A lot of people try to "take off from cylinder" the magical algorithm
that blows life into the machine, but the problem is complex and has
many facets. A lot of developers and researchers gave their contribution,
usually concentrating on some partial aspects of the task, hoping that
those systems can be further integrated in a general-purpose
architecture. So, at this time we don't have an organic vision of what
we need to address "the big problem".


The ambitious goal of AKIRA is to create a development tool allowing to build virtual worlds and to populate them with agents manifesting high-level behaviour. The advanced underlying logic represents a general framework that allows to integrate all the relevant aspects of the interaction betweens agents and their world. Thanks to AKIRA it is possible to model Agents, with different intelligence degrees and computational requests, that are able to act in an external world interacting with the AKIRA's server through the AKIRA's XML Transmission Protocol.



The software itself is a run-time C++ multithreading environment able
to execute Agents and a web/system development platform to model their
behaviour. The system core is made up of a server daemon that responds to the network web programming and A.I. requests and that physically executes
Agent's instances, plus a programming interface based on a MACRO
language and some automated scripts that allows to create new Agents.
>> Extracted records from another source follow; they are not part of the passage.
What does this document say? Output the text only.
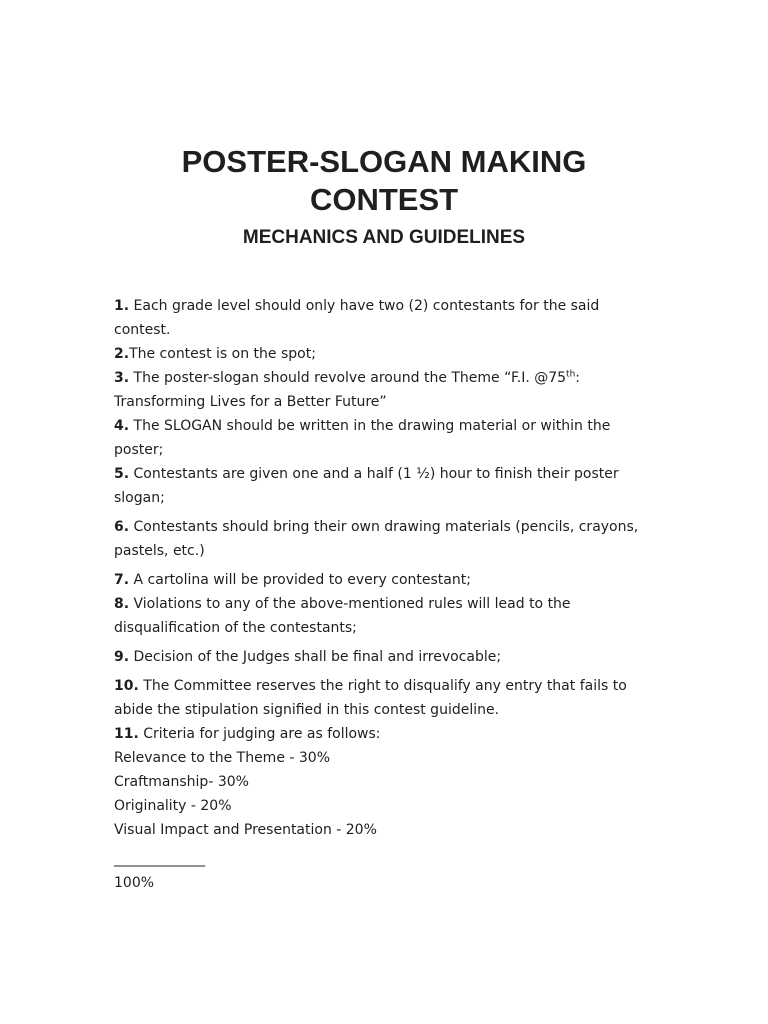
POSTER-SLOGAN MAKING
CONTEST
MECHANICS AND GUIDELINES

1. Each grade level should only have two (2) contestants for the said contest.

2.The contest is on the spot;

3. The poster-slogan should revolve around the Theme “F.I. @75th: Transforming Lives for a Better Future”

4. The SLOGAN should be written in the drawing material or within the poster;

5. Contestants are given one and a half (1 ½) hour to finish their poster slogan;

6. Contestants should bring their own drawing materials (pencils, crayons, pastels, etc.)

7. A cartolina will be provided to every contestant;

8. Violations to any of the above-mentioned rules will lead to the disqualification of the contestants;

9. Decision of the Judges shall be final and irrevocable;

10. The Committee reserves the right to disqualify any entry that fails to abide the stipulation signified in this contest guideline.

11. Criteria for judging are as follows:

Relevance to the Theme - 30%

Craftmanship- 30%

Originality - 20%

Visual Impact and Presentation - 20%

_____________

100%
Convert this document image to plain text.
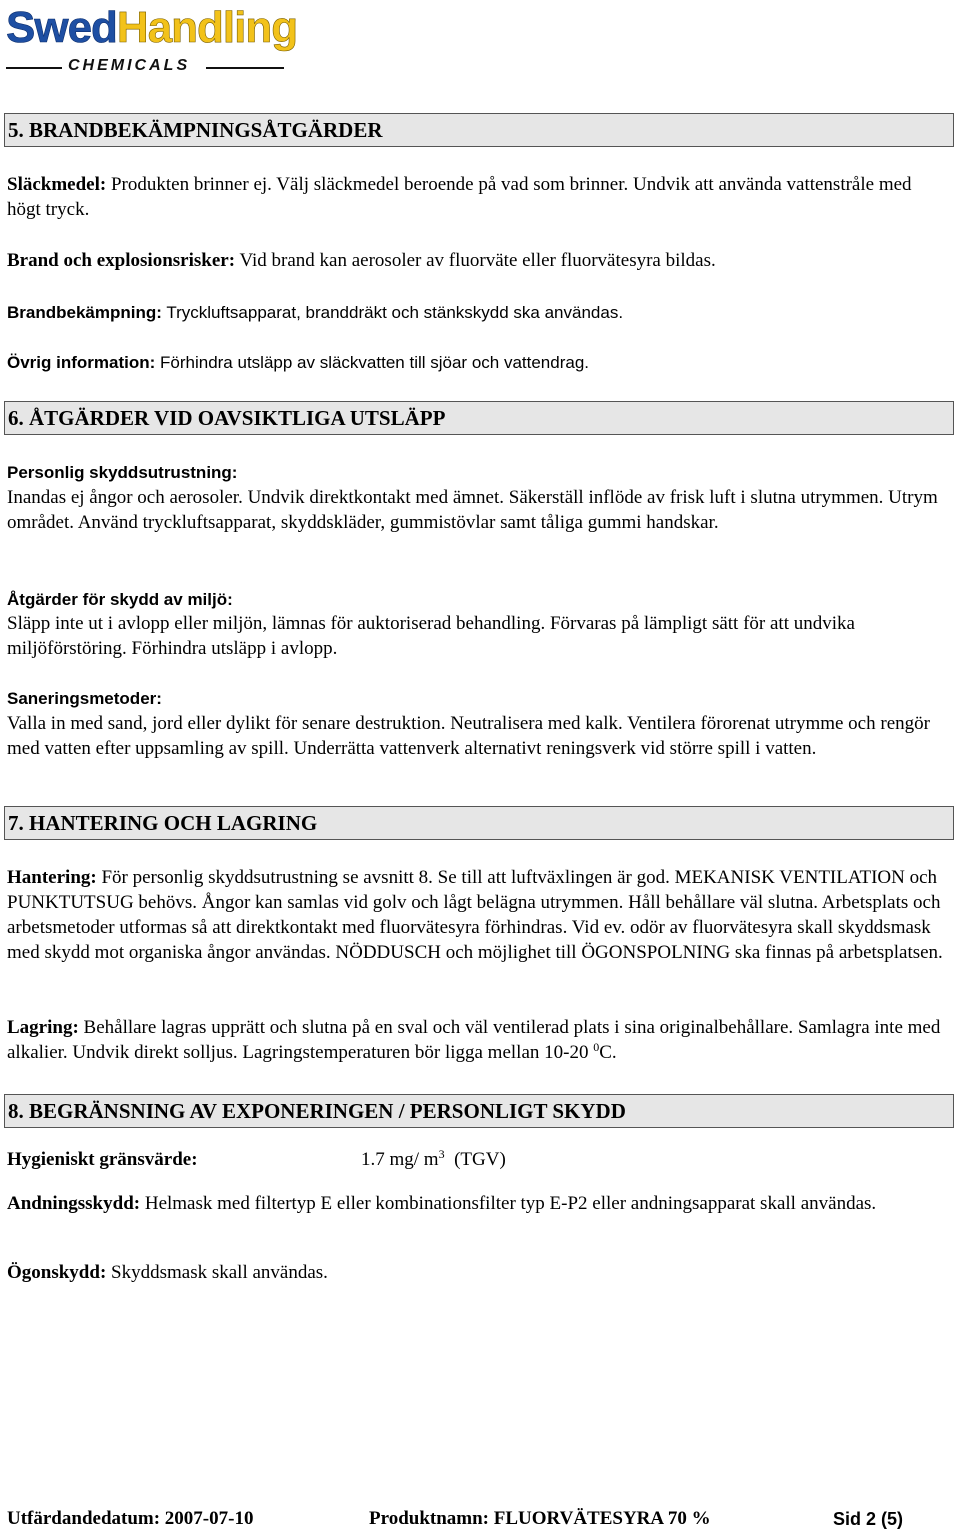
SwedHandling
CHEMICALS
5. BRANDBEKÄMPNINGSÅTGÄRDER
Släckmedel: Produkten brinner ej. Välj släckmedel beroende på vad som brinner. Undvik att använda vattenstråle med högt tryck.
Brand och explosionsrisker: Vid brand kan aerosoler av fluorväte eller fluorvätesyra bildas.
Brandbekämpning: Tryckluftsapparat, branddräkt och stänkskydd ska användas.
Övrig information: Förhindra utsläpp av släckvatten till sjöar och vattendrag.
6. ÅTGÄRDER VID OAVSIKTLIGA UTSLÄPP
Personlig skyddsutrustning:
Inandas ej ångor och aerosoler. Undvik direktkontakt med ämnet. Säkerställ inflöde av frisk luft i slutna utrymmen. Utrym området. Använd tryckluftsapparat, skyddskläder, gummistövlar samt tåliga gummi handskar.
Åtgärder för skydd av miljö:
Släpp inte ut i avlopp eller miljön, lämnas för auktoriserad behandling. Förvaras på lämpligt sätt för att undvika miljöförstöring. Förhindra utsläpp i avlopp.
Saneringsmetoder:
Valla in med sand, jord eller dylikt för senare destruktion. Neutralisera med kalk. Ventilera förorenat utrymme och rengör med vatten efter uppsamling av spill. Underrätta vattenverk alternativt reningsverk vid större spill i vatten.
7. HANTERING OCH LAGRING
Hantering: För personlig skyddsutrustning se avsnitt 8. Se till att luftväxlingen är god. MEKANISK VENTILATION och PUNKTUTSUG behövs. Ångor kan samlas vid golv och lågt belägna utrymmen. Håll behållare väl slutna. Arbetsplats och arbetsmetoder utformas så att direktkontakt med fluorvätesyra förhindras. Vid ev. odör av fluorvätesyra skall skyddsmask med skydd mot organiska ångor användas. NÖDDUSCH och möjlighet till ÖGONSPOLNING ska finnas på arbetsplatsen.
Lagring: Behållare lagras upprätt och slutna på en sval och väl ventilerad plats i sina originalbehållare. Samlagra inte med alkalier. Undvik direkt solljus. Lagringstemperaturen bör ligga mellan 10-20 $^0$C.
8. BEGRÄNSNING AV EXPONERINGEN / PERSONLIGT SKYDD
Hygieniskt gränsvärde:	1.7 mg/ $m^3$ (TGV)
Andningsskydd: Helmask med filtertyp E eller kombinationsfilter typ E-P2 eller andningsapparat skall användas.
Ögonskydd: Skyddsmask skall användas.
Utfärdandedatum: 2007-07-10	Produktnamn: FLUORVÄTESYRA 70 %	Sid 2 (5)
The whole system is written in C++ and integrates different C++ open
source software, implementing various aspects of the framework.
Two soft computing technologies are provided: Fuzzy Logic and Fuzzy
Cognitive Maps. A strong multithread model ensures great scalability and computational power. With respect to the other agent oriented software, AKIRA implements an innovative cognitive model, that is the result of an upcoming cognitive theory, studied at the ISTC-CNR in Rome.